Kay: Do you have wine?
Karen: Yes. Do you like white or red?
Kay: Red.
Karen: Then I'd go with the white.
Kay and Arnold (Tommy Lee Jones) are empty nesters living in a comfortably modest house in Omaha. They've been married thirty-one years, but their relationship resembles that of housemates rather than spouses. As omniscient observers we quickly realize that the problem lies entirely with Arnold. It isn't just his lack of warmth. It's his cluelessness at the unsubtle hints that Kay throws his way when she wants to rekindle the spark. From the time he sits down to breakfast until the end of the day when he falls asleep in his chair while watching golf lessons on TV, he barely acknowledges Kay's existence. Kay cries herself to sleep.
According to Eileen (Jean Smart, ooo-la-lah!), Kay's fellow clerk in the Coldwater Creek store, there's no sense trying to get her husband to change. "A marriage is what it is," advises Eileen. Unconvinced, Kay soon learns of a week-long marriage counseling class offered by author/practitioner Dr. Feld in a quaint Maine tourist town. The cost is a hefty $4000, but Kay signs up herself and Arnold, and buys the plane tickets. Of course Arnold puts up a fight, insisting that he's not going, but we already know from having seen the trailers that, indeed, he does end up making the trip with his wife.
A very large portion of the movie is spent in the counseling sessions conducted by Dr. Feld. As a viewer I found the sessions to be painfully long, repetitive, too scientifically technical and too verbally graphic. Is there an editor on board? Comedian Steve Carell is cast as the doctor. I kept waiting for him to break into a comedy soliloquy but it didn't happen; he plays it straight, which makes me wonder why he was chosen for the part.

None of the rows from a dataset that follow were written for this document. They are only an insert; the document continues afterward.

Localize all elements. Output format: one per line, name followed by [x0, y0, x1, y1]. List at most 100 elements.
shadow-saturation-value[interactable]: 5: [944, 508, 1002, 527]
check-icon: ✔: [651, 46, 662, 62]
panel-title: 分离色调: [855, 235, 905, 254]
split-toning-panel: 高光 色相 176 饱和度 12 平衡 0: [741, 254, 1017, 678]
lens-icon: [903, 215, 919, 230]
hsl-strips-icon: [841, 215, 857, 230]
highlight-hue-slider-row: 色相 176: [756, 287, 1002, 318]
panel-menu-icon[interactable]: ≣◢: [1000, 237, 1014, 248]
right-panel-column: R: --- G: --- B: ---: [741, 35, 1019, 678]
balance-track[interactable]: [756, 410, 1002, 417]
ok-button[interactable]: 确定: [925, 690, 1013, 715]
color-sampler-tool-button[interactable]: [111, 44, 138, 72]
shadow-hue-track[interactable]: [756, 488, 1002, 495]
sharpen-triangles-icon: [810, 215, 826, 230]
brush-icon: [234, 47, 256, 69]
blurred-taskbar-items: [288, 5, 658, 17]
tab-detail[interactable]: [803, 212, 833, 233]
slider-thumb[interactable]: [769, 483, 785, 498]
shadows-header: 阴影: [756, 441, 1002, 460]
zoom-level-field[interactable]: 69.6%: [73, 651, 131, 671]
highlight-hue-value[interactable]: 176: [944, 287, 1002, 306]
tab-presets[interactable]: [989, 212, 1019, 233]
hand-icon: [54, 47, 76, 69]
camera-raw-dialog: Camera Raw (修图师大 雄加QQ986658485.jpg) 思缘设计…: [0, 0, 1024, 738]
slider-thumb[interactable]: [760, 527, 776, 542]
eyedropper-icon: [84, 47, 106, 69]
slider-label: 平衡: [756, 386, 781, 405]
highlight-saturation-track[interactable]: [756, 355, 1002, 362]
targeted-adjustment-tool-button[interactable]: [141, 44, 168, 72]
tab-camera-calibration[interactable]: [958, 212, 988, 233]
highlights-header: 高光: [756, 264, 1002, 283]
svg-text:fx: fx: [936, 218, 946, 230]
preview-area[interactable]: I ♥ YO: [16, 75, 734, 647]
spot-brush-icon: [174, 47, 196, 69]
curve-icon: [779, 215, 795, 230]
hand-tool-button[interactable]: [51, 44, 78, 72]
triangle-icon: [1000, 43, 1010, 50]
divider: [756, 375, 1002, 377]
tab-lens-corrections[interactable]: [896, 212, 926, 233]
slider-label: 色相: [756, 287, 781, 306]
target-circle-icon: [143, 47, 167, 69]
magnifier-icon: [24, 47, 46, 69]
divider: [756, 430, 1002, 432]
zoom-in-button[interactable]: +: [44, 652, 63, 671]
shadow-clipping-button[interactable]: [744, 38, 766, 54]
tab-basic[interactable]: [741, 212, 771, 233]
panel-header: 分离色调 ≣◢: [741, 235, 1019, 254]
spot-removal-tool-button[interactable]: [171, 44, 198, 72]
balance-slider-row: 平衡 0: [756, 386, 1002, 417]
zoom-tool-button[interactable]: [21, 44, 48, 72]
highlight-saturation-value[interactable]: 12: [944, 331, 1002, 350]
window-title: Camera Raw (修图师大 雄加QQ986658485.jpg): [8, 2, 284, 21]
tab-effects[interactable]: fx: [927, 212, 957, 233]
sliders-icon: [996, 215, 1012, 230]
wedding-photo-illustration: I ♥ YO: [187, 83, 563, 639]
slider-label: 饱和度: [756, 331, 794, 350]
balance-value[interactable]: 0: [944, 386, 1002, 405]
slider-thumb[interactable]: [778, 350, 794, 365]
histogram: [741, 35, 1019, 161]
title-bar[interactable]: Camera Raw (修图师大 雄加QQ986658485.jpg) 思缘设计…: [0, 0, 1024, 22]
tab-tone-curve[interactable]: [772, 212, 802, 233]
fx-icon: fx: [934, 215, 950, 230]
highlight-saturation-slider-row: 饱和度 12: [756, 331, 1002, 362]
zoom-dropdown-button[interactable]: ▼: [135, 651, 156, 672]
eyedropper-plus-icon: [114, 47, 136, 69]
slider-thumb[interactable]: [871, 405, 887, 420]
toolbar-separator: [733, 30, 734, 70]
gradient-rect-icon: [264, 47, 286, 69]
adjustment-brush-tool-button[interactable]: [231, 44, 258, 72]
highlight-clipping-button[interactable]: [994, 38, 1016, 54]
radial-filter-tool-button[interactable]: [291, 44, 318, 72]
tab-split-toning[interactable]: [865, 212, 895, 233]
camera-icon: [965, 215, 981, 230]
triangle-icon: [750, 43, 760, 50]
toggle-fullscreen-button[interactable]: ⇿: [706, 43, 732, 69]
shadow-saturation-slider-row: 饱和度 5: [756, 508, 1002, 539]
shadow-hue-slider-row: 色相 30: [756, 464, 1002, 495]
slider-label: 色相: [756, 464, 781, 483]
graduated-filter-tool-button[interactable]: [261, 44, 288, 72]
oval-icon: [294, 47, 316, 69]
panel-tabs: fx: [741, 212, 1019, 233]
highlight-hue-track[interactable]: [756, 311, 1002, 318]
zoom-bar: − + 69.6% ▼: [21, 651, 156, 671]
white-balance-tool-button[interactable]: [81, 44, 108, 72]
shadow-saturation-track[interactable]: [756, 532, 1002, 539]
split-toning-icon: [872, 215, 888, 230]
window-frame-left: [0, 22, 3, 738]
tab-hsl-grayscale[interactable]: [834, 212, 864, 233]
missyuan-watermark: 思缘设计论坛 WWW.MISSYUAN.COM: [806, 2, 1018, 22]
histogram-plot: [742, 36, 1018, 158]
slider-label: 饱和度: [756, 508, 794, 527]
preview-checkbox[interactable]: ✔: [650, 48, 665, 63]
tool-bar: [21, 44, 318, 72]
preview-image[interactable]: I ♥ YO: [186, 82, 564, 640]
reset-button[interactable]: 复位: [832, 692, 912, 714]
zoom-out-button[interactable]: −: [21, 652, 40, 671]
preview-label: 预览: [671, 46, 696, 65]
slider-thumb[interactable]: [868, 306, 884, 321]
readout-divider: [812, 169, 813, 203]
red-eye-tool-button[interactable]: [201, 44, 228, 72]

Every session ends with an assignment given to the couple by the doctor. The first night's homework is simply to put their arms around each other. The assignments get more intimate with each passing day, but I would just as soon have been spared the details. Some of the scenes, particularly one in a darkened movie theater, are enough to make the moviegoer want to yell, "Get a room!" What's puzzling is that Arnold and Kay did have a room at the Econolodge. I wrote above that I was surprised Carell was chosen to play the counselor. I am equally surprised that Streep and Jones, two great actors who do not need the work, accepted the producer's offer to play these parts.
Streep is wonderful, as always. Some of her best acting moments occur without her speaking a word, such as when she's embarrassed by some of the self-help book titles she examines in a Barnes & Noble, or when she is visibly hurt by her husband's cold shoulder right after she got herself all dolled up before bedtime. Jones, on the other hand, let me down. (I never thought I'd ever write or say that.) He demonstrates his oafishness and his selfishness in scene after scene, both before and after the couple arrives in Maine. There is no range. We get that Arnold is a curmudgeon, but it keeps getting pounded into our heads. Surely there must be more depth to the man. Maybe his plus is that he doesn't physically abuse his wife, but he is guilty time and again of emotional abuse. I missed the self-assuredness and wit Jones usually gives us. Perhaps I should blame the script writer, but then again, nobody put a gun to Jones' head to take the part. Maybe he simply wanted to work with Meryl.